At 11 a.m., a lone bugler heralded the start of the silence at a London service on Armistice Day, the anniversary of the official end of World War One.
People at a service in the capital’s Trafalgar Square were invited to place red poppies in the square’s famous fountains.
The red floral symbol has been worn on lapels since just after the end of World War One to honor those who die in battle because the poppy grew on the battlefields of northern Europe.
Schoolgirl Rebecca Sullivan, 13, was due to recite a poem she wrote about World War One called “There Lie Forgotten Men” at the London service.
British forces in Iraq and Afghanistan observed the silence.
The two-minute silence ended in London when four Royal Air Force fighter jets flew low over the capital.
Queen Elizabeth and New Zealand’s Prime Minister Helen Clark were to attend a service to dedicate 16 bronze memorial sculptures in London’s Hyde Park that honor New Zealand’s war dead and commemorate the links between the two countries.
The Royal British Legion charity, which runs the Poppy Appeal to raise money for serving and ex-Service personnel and their families, estimated that 80 percent of Britons would observe the silence.

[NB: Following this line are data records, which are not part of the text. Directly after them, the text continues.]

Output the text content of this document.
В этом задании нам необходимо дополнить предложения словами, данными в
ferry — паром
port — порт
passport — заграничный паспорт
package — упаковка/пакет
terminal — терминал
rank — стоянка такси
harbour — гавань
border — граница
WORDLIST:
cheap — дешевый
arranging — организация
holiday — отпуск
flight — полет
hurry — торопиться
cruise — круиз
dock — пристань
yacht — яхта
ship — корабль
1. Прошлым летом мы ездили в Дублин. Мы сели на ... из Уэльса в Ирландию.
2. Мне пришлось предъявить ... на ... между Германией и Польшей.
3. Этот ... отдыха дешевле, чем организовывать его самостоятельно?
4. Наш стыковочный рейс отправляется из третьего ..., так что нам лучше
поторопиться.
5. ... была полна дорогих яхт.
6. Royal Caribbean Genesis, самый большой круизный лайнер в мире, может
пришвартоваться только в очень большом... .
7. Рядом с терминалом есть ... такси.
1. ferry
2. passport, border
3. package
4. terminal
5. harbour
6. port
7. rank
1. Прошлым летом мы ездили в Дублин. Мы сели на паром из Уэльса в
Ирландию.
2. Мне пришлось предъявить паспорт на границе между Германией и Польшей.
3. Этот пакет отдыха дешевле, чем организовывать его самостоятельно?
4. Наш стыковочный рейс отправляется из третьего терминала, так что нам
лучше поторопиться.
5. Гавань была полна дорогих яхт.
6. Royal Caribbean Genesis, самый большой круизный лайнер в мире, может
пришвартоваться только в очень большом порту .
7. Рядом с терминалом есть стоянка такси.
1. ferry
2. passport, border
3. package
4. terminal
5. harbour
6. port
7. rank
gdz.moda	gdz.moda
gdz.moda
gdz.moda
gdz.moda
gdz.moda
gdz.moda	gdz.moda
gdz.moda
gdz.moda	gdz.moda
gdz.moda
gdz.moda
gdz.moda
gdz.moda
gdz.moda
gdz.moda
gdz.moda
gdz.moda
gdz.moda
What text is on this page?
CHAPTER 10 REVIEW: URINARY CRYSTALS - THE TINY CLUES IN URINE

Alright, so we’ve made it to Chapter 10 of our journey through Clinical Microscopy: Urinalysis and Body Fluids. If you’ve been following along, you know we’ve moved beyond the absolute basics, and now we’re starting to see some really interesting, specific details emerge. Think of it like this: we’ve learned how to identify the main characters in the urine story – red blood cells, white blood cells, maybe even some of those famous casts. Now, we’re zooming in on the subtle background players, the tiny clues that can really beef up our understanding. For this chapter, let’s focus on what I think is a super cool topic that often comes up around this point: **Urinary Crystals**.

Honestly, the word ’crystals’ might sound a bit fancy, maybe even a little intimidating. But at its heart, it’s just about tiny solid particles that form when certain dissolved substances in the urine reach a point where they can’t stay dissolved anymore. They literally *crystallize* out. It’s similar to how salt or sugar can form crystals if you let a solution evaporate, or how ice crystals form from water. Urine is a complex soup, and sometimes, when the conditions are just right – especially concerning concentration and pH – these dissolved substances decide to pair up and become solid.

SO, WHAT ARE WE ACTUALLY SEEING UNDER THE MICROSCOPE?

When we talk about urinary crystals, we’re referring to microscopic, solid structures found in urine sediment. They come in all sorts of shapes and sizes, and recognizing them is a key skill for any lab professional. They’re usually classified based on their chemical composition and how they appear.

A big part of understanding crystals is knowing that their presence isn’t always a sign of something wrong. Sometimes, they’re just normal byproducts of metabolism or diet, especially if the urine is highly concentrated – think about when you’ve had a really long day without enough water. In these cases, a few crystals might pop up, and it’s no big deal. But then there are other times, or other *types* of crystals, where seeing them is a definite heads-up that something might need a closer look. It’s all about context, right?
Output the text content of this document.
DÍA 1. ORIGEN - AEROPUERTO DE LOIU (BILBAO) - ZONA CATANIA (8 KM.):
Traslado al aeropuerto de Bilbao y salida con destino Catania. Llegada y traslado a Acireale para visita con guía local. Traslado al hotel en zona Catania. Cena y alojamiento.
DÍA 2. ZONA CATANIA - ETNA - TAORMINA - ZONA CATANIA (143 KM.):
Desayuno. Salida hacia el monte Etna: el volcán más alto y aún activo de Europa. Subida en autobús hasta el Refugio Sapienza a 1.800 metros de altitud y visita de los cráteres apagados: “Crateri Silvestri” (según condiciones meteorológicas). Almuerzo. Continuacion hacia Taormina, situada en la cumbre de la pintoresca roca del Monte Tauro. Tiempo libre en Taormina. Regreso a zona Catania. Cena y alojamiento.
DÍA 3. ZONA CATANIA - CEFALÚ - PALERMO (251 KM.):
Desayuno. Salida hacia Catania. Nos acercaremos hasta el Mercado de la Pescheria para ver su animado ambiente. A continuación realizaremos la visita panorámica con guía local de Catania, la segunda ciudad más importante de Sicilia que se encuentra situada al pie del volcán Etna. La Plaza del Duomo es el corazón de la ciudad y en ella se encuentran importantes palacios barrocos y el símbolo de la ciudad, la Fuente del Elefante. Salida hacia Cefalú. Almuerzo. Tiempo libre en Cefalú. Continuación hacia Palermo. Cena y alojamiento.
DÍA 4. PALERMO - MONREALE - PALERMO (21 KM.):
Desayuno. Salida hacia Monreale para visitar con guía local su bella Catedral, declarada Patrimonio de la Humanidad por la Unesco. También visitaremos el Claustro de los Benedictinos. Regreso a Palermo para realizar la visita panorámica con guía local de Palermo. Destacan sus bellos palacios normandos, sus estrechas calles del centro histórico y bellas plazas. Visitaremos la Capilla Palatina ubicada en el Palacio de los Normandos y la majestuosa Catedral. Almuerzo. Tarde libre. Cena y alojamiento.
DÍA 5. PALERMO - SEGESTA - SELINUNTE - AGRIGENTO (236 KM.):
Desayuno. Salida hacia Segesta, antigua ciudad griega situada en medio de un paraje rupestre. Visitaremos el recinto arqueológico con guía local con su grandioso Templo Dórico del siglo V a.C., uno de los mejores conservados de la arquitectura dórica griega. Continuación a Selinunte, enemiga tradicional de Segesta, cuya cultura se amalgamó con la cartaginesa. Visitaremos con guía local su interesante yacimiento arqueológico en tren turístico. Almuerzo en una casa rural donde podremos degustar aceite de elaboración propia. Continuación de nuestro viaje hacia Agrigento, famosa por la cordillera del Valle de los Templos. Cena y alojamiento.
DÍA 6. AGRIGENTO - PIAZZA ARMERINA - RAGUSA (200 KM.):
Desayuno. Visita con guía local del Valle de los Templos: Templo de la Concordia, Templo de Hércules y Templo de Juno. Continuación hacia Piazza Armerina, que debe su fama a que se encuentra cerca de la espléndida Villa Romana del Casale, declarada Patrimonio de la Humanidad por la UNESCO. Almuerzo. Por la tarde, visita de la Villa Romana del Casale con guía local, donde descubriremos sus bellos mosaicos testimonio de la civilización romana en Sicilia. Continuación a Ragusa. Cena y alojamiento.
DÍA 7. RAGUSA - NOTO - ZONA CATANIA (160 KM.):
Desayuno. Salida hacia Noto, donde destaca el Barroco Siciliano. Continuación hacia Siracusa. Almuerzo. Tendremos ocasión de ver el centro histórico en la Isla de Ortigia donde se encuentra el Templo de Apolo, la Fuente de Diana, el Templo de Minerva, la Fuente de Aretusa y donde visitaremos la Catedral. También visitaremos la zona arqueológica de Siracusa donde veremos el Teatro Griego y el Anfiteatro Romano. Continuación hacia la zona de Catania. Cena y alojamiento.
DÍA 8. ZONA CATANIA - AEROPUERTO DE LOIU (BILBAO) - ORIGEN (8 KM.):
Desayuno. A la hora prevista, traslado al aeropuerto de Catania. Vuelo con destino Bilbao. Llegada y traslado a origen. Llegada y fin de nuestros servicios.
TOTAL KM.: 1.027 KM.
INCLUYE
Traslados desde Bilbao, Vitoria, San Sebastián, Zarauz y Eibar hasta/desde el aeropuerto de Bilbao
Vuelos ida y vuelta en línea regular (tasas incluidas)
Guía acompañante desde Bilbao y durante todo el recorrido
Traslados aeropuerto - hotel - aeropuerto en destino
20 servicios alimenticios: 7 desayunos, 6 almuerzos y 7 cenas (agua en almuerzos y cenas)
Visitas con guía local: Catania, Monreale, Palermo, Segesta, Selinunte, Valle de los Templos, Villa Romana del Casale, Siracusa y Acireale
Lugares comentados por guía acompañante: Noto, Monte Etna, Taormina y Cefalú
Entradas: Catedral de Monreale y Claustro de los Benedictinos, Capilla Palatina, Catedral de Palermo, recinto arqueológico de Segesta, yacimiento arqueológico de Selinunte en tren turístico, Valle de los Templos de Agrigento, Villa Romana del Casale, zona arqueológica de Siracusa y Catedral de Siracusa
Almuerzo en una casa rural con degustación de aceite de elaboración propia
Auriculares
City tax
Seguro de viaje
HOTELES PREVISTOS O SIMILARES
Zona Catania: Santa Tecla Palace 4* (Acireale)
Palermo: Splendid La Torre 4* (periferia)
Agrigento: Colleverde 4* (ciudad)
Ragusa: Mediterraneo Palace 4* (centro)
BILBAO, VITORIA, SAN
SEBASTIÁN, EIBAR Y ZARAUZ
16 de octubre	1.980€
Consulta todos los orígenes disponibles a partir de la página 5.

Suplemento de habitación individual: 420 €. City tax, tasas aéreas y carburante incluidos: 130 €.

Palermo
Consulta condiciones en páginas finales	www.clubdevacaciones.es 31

Families of servicemen killed in Iraq were later due to lay wreaths at Britain’s main war memorial, the Cenotaph, in central London, as a lone piper plays.
They will read out the names of more than 100 British servicemen who have died in Iraq before delivering a letter to Prime Minister Tony Blair’s office calling for the return of British troops.
The service is being organized by the campaign group Military Families Against the War, which opposes Britain’s involvement in Iraq.
On Remembrance Sunday, more services are held across the country and the Queen lays a wreath at the Cenotaph.